In fact, Szilárd Berda-Stern did not consider that being the dogsbody for a theatrical troupe was a career for life. What he considered as a possible calling was the investigation of the secrets of the stars. To this subject he devoted many more hours than the timetable prescribed, and he would stay in the observatory until the cleaners ordered him to leave. He crouched under the telescope with one eye closed, using his right hand to focus and his left to make notes-being left-handed was, in this case, a distinct advantage. (The teachers’ beatings in the lower school had forced him to use his right hand for writing, and in the presence of others he dared not do otherwise, lest they mocked him as “Left Behind.”)

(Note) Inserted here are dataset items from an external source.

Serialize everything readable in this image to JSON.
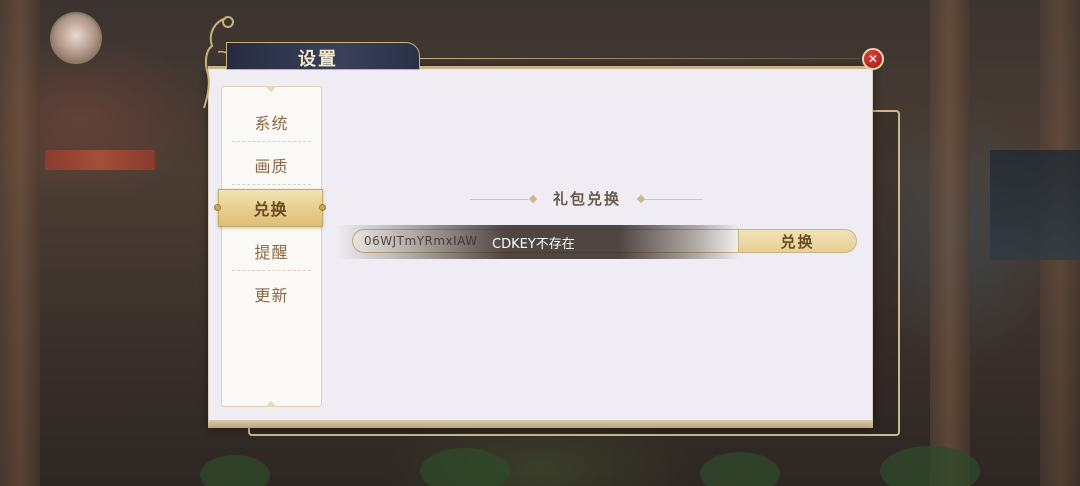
{
  "window": {
    "title": "设置"
  },
  "icons": {
    "close": "close-icon"
  },
  "sidebar": {
    "items": [
      {
        "label": "系统",
        "active": false
      },
      {
        "label": "画质",
        "active": false
      },
      {
        "label": "兑换",
        "active": true
      },
      {
        "label": "提醒",
        "active": false
      },
      {
        "label": "更新",
        "active": false
      }
    ]
  },
  "redeem": {
    "section_title": "礼包兑换",
    "code_value": "06WJTmYRmxIAW",
    "button_label": "兑换"
  },
  "toast": {
    "message": "CDKEY不存在"
  },
  "colors": {
    "accent_gold": "#c9b27a",
    "title_bar": "#2a3046",
    "close_red": "#c42a2a",
    "panel_bg": "#efedf3"
  }
}
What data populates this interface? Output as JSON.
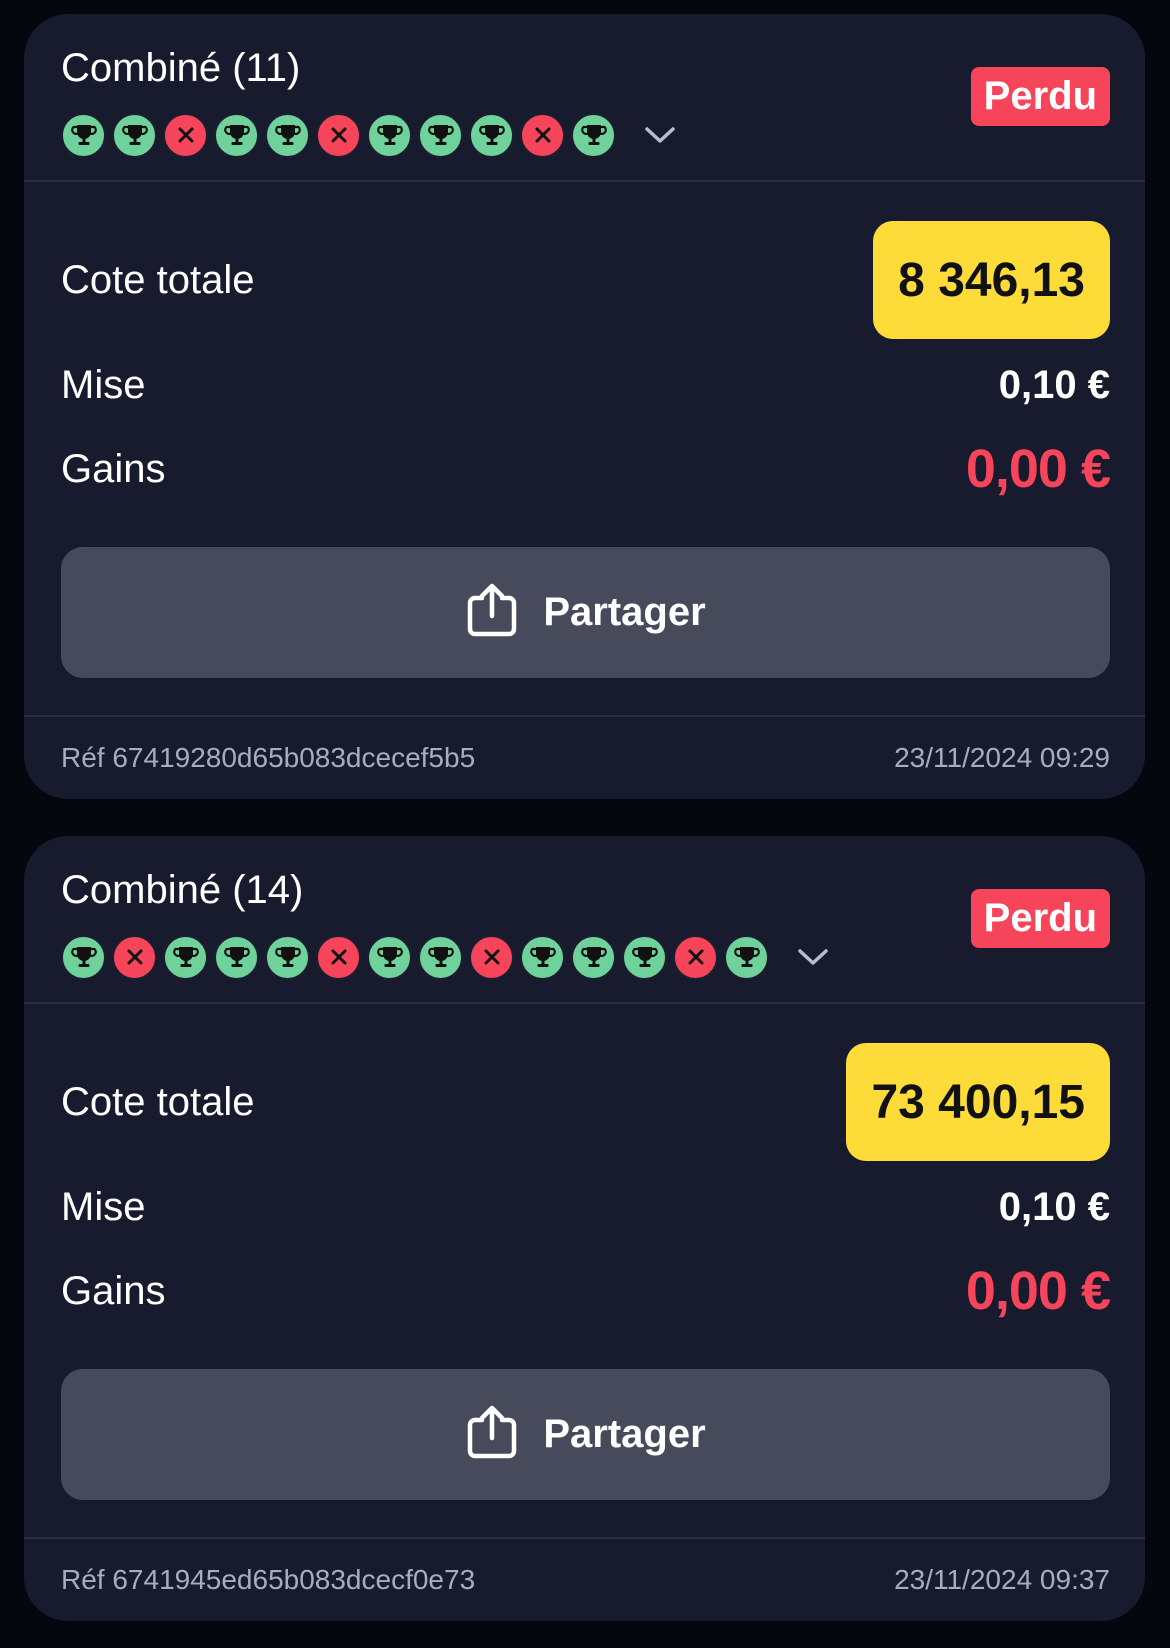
{
  "colors": {
    "background": "#05070f",
    "card": "#171b2d",
    "won": "#6fd29b",
    "lost": "#f6455a",
    "odds_highlight": "#fddc3a",
    "share_button": "#474a5a"
  },
  "bets": [
    {
      "title": "Combiné (11)",
      "status": "Perdu",
      "legs": [
        "won",
        "won",
        "lost",
        "won",
        "won",
        "lost",
        "won",
        "won",
        "won",
        "lost",
        "won"
      ],
      "odds_label": "Cote totale",
      "odds_value": "8 346,13",
      "stake_label": "Mise",
      "stake_value": "0,10 €",
      "winnings_label": "Gains",
      "winnings_value": "0,00 €",
      "share_label": "Partager",
      "reference": "Réf 67419280d65b083dcecef5b5",
      "datetime": "23/11/2024 09:29"
    },
    {
      "title": "Combiné (14)",
      "status": "Perdu",
      "legs": [
        "won",
        "lost",
        "won",
        "won",
        "won",
        "lost",
        "won",
        "won",
        "lost",
        "won",
        "won",
        "won",
        "lost",
        "won"
      ],
      "odds_label": "Cote totale",
      "odds_value": "73 400,15",
      "stake_label": "Mise",
      "stake_value": "0,10 €",
      "winnings_label": "Gains",
      "winnings_value": "0,00 €",
      "share_label": "Partager",
      "reference": "Réf 6741945ed65b083dcecf0e73",
      "datetime": "23/11/2024 09:37"
    }
  ]
}
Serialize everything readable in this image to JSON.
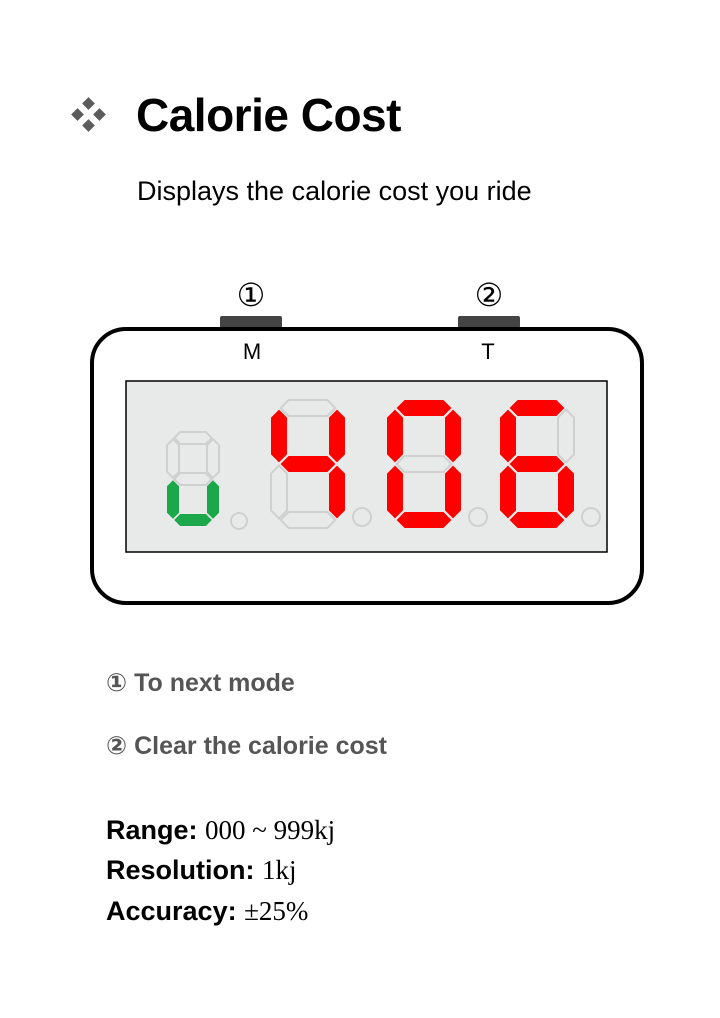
{
  "title": "Calorie Cost",
  "subtitle": "Displays the calorie cost you ride",
  "device": {
    "button1_marker": "①",
    "button1_label": "M",
    "button2_marker": "②",
    "button2_label": "T",
    "display_reading": "406",
    "mode_digit_color": "#1aa84a",
    "value_digit_color": "#ff0000",
    "inactive_segment_color": "#d0d0d0",
    "screen_color": "#e8eaea"
  },
  "descriptions": [
    {
      "marker": "①",
      "text": "To next mode"
    },
    {
      "marker": "②",
      "text": "Clear the calorie cost"
    }
  ],
  "specs": {
    "range_label": "Range:",
    "range_value": "000 ~ 999kj",
    "resolution_label": "Resolution:",
    "resolution_value": "1kj",
    "accuracy_label": "Accuracy:",
    "accuracy_value": "±25%"
  },
  "icons": {
    "bullet": "diamond-cluster-icon"
  }
}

On the far side of the Lyceum there stood perhaps Magyarland’s finest church, the object of admiration, both inside and out, for visitors from near and far. Szilárd Berda-Stern, too, brought all his visitors to the church, showing them also the bishop’s palace, which housed the priceless treasure of the nation, the Gallery of Choice Pictures. Whenever he could he would spend his time in the square, among the trees of the bishop’s garden. The view, which cried out for a painter’s brush, was somewhat spoiled during the day by a dozen or so beggars, and after dark by a similar number of gillyflowers, which latter the Lyceum’s strict regulations forbade him from spying on, though from the Specula he could see them simpering in their revealing clothes at the men who passed by. On seeing them he always felt two searing stabs of pain, one because of his mother and another because of his swelling male desire.
One dull afternoon he met in the Lyceum square the dramatic company of Kálmán Jávorffy. This troupe of players planned to put on two performances in Eger, and wanted to hold them in the ceremonial hall of the Lyceum. They intended to put on the noted comedy Matilde. But his grace the bishop decided at the last minute to withdraw his permission for the use of the venue. The company was thus obliged to seek an alternative stage and eventually found itself performing at the Restaurant Spitz. On these nights the auditorium was less than half full. Szilárd Berda-Stern sat in the front row on both occasions. The box-office took no more than fifty-one florins, as Kálmán Jávorffy complained to the correspondent of Hungarian Life Magazine, who happened to be in town. The reporter concluded his review: “Woe unto you, poor players! From here, too, you will have to leave one by one without farewell, or fight starvation while performing gratis.”